The robot buggy was tested at Rix Inclusive Research to see how well it worked (in principle) and although the controller (designed by Levi) communicated well with the Robot and commands were successfully sent to the robot buggy itself via BlueTooth, the buggy was reluctant to move in a straight line.
DC motors are never quite the same in terms of their performance, so one was clearly stronger than the other resulting in the buggy turning right when it should have moved straight.
To counter the effect of dissimilar motors, a pair of trimmers were added (10K pots) that were used to add a small amount of ‘trim’ to each motor – speeding the motor up or down according to what was required. Although partially successful, it was quite difficult to get consistent straight line performance.
To try and persuade the buggy to move in a straight line, an LSN9DS1 accelerometer/gyro module was added to help control the movement, constraining the movement. This calculates yaw and corrects movement away from a straight line, which is looking promising although some final tuning is required.

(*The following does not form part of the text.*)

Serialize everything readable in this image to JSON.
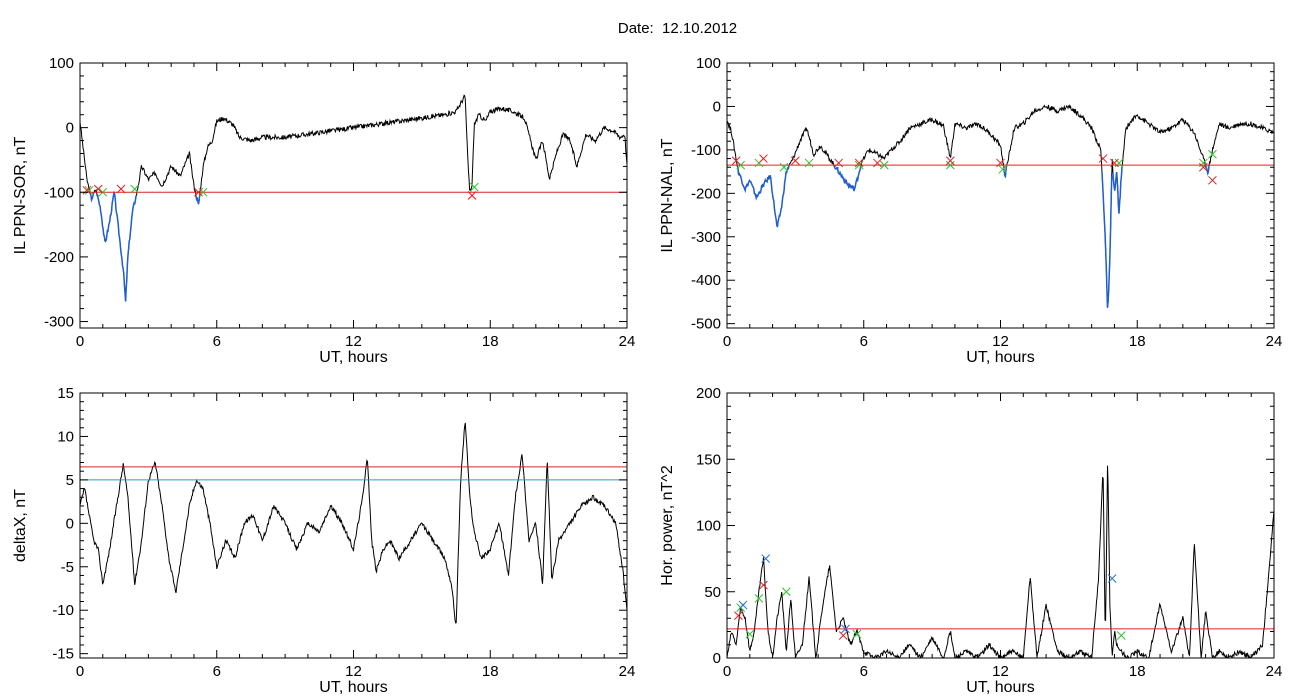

Another upgrade in the pipeline is the addition of wheel encoders. Due to the space limitations of the existing wheels and motors, the encoders needed to be reflective. To enable this, two disks of acrylic were cut and engraved so that an IR LED would reflect from the shiny surface (painted with a white marker) and not reflect where the acrylic was engraved (in between the white marks):
The encoders themselves were 3D printed form PLA and each contains an IR LED and photo transistor set at 45 degrees:
These have yet to be tested, but the idea is to get better control of the forward motion. The buggy needs to move a fixed distance each time a forward command is encountered. Currently, the forward movement is controlled using a simple timer. It’s not very accurate!